Serialized into JSON, this would result in the following data being published to your streaming platform:

[
    {
        "user": {
            "user_id": "some_user",
            "user_name": "Some Name",
            "user_country": "Croatia"
        },
        "transactions": [
            {
                "transaction_id": "...",
                "transaction_time": "...",
                "amount": 1.5
            },
            {
                "transaction_id": "...",
                "transaction_time": "...",
                "amount": 5.3
            }, 
            // ...
        ]
    },
    {
        "user": {
            "user_id": "some_other_user",
            "user_name": "Some Other Name",
            "user_country": "France"
        },
        "transactions": [
            {
                "transaction_id": "...",
                "transaction_time": "...",
                "amount": 5
            },
            // ...
        ]
    },
]

(You as a user may determine if you wish to have multiple user records in a message or have each message be its own singular record.)

Publisher Components

Publisher comes as a set of microservices. A single Publisher deployment is designed to enable multiple independent publishing jobs, configured and managed via a simple user interface.

Manager

The Manager component is a REST server that exposes API endpoints used for configuration management. All configuration information (the source you will be pulling data from, the destination you will be publishing data to and how the data should be fetched and formatted) is stored in a small metadata database which is managed by the Publisher.

Scheduler

Once you define the configuration of a Publishing job, the Scheduler component initializes a Worker responsible for running the job itself. A Kubernetes Pod is created for each active Publisher job configuration. The Scheduler destroys the pods once the job is completed or an error state is reached. This is what makes Publisher a true Kubernetes-native solution: dynamic and scalable.

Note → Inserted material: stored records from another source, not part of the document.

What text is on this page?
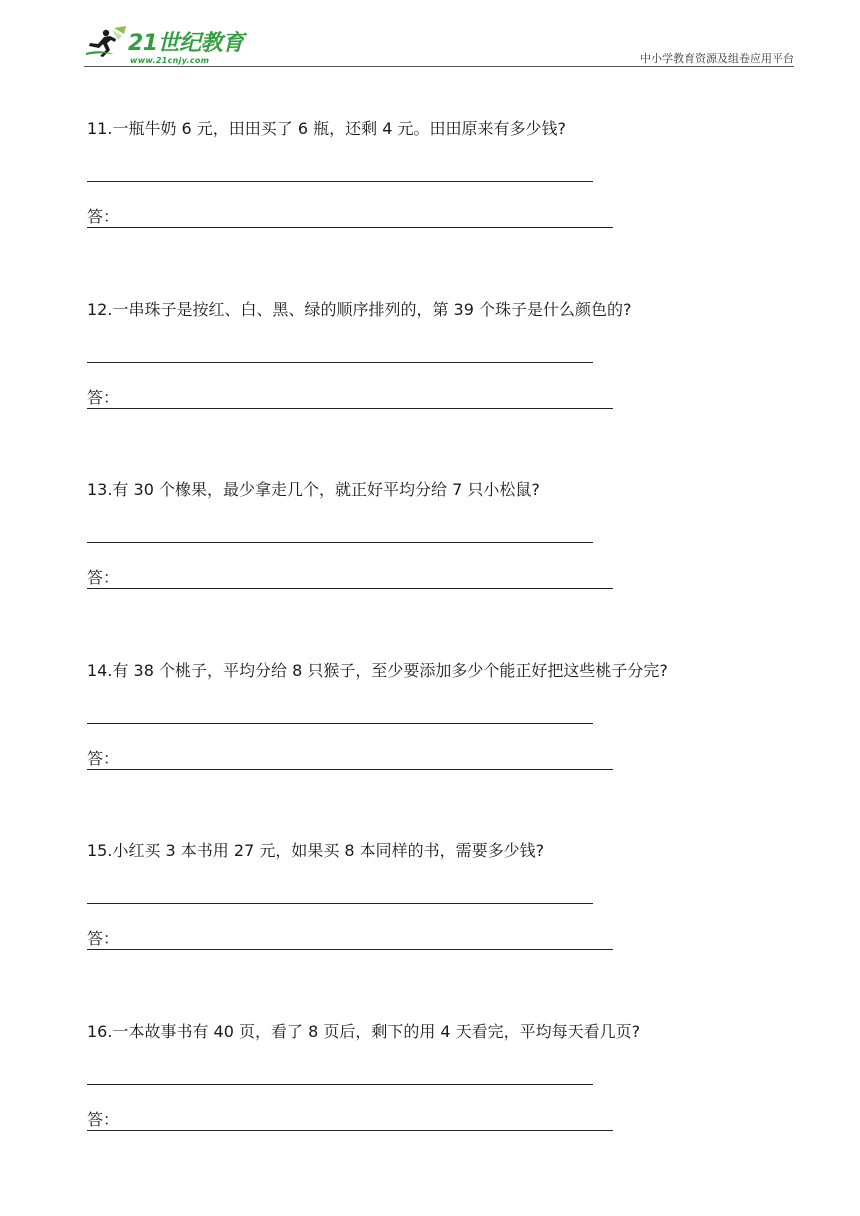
21世纪教育
www.21cnjy.com	中小学教育资源及组卷应用平台
11.一瓶牛奶 6 元，田田买了 6 瓶，还剩 4 元。田田原来有多少钱?
答：
12.一串珠子是按红、白、黑、绿的顺序排列的，第 39 个珠子是什么颜色的?
答：
13.有 30 个橡果，最少拿走几个，就正好平均分给 7 只小松鼠?
答：
14.有 38 个桃子，平均分给 8 只猴子，至少要添加多少个能正好把这些桃子分完?
答：
15.小红买 3 本书用 27 元，如果买 8 本同样的书，需要多少钱?
答：
16.一本故事书有 40 页，看了 8 页后，剩下的用 4 天看完，平均每天看几页?
答：
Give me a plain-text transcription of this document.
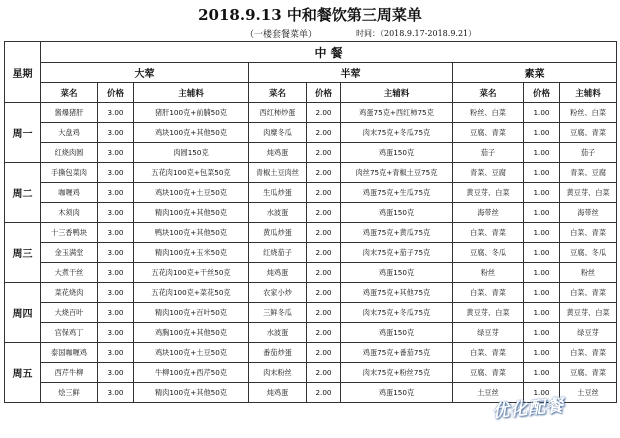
2018.9.13 中和餐饮第三周菜单
（一楼套餐菜单）	时间：（2018.9.17-2018.9.21）
星期	中 餐								
	大荤			半荤			素菜		
	菜名	价格	主辅料	菜名	价格	主辅料	菜名	价格	主辅料
周一	酱爆猪肝	3.00	猪肝100克+前腩50克	西红柿炒蛋	2.00	鸡蛋75克+西红柿75克	粉丝、白菜	1.00	粉丝、白菜
	大盘鸡	3.00	鸡块100克+其他50克	肉糜冬瓜	2.00	肉末75克+冬瓜75克	豆腐、青菜	1.00	豆腐、青菜
	红烧肉圆	3.00	肉圆150克	炖鸡蛋	2.00	鸡蛋150克	茄子	1.00	茄子
周二	手撕包菜肉	3.00	五花肉100克+包菜50克	青椒土豆肉丝	2.00	肉丝75克+青椒土豆75克	青菜、豆腐	1.00	青菜、豆腐
	咖喱鸡	3.00	鸡块100克+土豆50克	生瓜炒蛋	2.00	鸡蛋75克+生瓜75克	黄豆芽、白菜	1.00	黄豆芽、白菜
	木须肉	3.00	精肉100克+其他50克	水波蛋	2.00	鸡蛋150克	海带丝	1.00	海带丝
周三	十三香鸭块	3.00	鸭块100克+其他50克	黄瓜炒蛋	2.00	鸡蛋75克+黄瓜75克	白菜、青菜	1.00	白菜、青菜
	金玉满堂	3.00	精肉100克+玉米50克	红烧茄子	2.00	肉末75克+茄子75克	豆腐、冬瓜	1.00	豆腐、冬瓜
	大煮干丝	3.00	五花肉100克+干丝50克	炖鸡蛋	2.00	鸡蛋150克	粉丝	1.00	粉丝
周四	菜花烧肉	3.00	五花肉100克+菜花50克	农家小炒	2.00	鸡蛋75克+其他75克	白菜、青菜	1.00	白菜、青菜
	大烧百叶	3.00	精肉100克+百叶50克	三鲜冬瓜	2.00	肉末75克+冬瓜75克	黄豆芽、白菜	1.00	黄豆芽、白菜
	宫保鸡丁	3.00	鸡胸100克+其他50克	水波蛋	2.00	鸡蛋150克	绿豆芽	1.00	绿豆芽
周五	泰国咖喱鸡	3.00	鸡块100克+土豆50克	番茄炒蛋	2.00	鸡蛋75克+番茄75克	白菜、青菜	1.00	白菜、青菜
	西芹牛柳	3.00	牛柳100克+西芹50克	肉末粉丝	2.00	肉末75克+粉丝75克	豆腐、青菜	1.00	豆腐、青菜
	烩三鲜	3.00	精肉100克+其他50克	炖鸡蛋	2.00	鸡蛋150克	土豆丝	1.00	土豆丝
优化配餐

The Publisher can either publish data constantly or publish increments of data on a given cron-based schedule (for more information on this, please view the Usage page).

During its periodical checking of Kubernetes pods status, the Scheduler component ensures that all the pods that should be active are, in fact active. If a pod breaks and crashes for some reason, the Scheduler will create it again if it is supposed to be running.

Worker

One Worker component is created for each active Publisher configuration. There can be multiple active workers with different configurations simultaneously.

Once a Worker is created, it processes data in a loop until a previously defined stopping point, until it’s stopped by the user, or until an error has occurred.

Web UI

The Web UI component is a visual tool used to apply the configuration files of the individual Publisher jobs and monitor the performance of Publisher instances.